Heterozygous p53+/- mice (19 per group) were treated with a single dose (3 mg/ml) of MWCNT, fullerenes, or crocidolite and observed for 25 weeks (through day 180). C57BL/6 mice were similarly treated and sacrificed at day 10 for the observation of early peritoneal responses. Visceral organs including the liver, kidney, spleen, digestive tract and macroscopic tumors were fixed in formalin, and paraffin-embedded sections were stained with H&E and examined histologically by light microscopy.
The C57BL/6 mice in the satellite group showed slight fibrinous adhesions with a trace amount of ascites with scattered black spots of MWCNT aggregates at 10 days. The mice treated with crocidolite had similar responses but to a lesser extent, and the fullerene group showed minimal changes except for the black spots of aggregates on the serosal surfaces. Takagi et al. (2008) reported the development of fibrotic deposits, adhesions in the intestines, and granulomas in the p53 heterozygous mice and the development of mesotheliomas in the peritoneum approximately 144 days after treatment with MWCNT. The overall incidence of peritoneal mesothelioma after the first incidental case found in the MWCNT group at day 84 was 14/16 (87.5%). The crocidolite-treated mice showed similar responses but to a lesser extent and the overall incidence of peritoneal mesothelioma was 14/18 (77%). The fullerene treated group did not have any peritoneal adhesions, fibrous thickening, or tumors; only small black plaques scattered on the serosal surface of the lungs.
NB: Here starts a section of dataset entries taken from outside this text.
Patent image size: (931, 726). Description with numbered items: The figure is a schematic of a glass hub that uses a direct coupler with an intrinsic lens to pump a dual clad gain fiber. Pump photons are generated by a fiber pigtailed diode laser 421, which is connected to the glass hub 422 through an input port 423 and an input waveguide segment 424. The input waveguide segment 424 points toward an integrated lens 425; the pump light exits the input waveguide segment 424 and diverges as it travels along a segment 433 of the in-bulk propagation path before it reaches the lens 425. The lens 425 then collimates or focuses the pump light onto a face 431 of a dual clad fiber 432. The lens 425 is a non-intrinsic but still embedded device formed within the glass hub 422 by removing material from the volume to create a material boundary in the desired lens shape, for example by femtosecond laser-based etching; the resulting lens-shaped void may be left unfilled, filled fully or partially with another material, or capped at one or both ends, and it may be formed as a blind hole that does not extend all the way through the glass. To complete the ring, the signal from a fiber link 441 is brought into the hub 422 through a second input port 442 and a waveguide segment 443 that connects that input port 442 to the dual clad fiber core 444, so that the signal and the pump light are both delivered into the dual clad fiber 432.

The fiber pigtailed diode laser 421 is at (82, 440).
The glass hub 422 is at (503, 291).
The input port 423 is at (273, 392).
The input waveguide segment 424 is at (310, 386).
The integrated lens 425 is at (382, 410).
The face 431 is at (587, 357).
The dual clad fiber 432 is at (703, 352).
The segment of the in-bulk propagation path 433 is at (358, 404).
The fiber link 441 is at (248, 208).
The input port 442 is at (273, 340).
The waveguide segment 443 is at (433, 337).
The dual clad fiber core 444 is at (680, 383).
The authors concluded that it would be prudent to implement strategies to keep good control of exposure to fibrous or rod-shaped carbon materials in the workplace until the biological properties and carcinogenic potential are fully assessed. However, it is important to note that the route of administration was intraperitoneal and not inhalation and the mouse model used is susceptible to the development of tumors.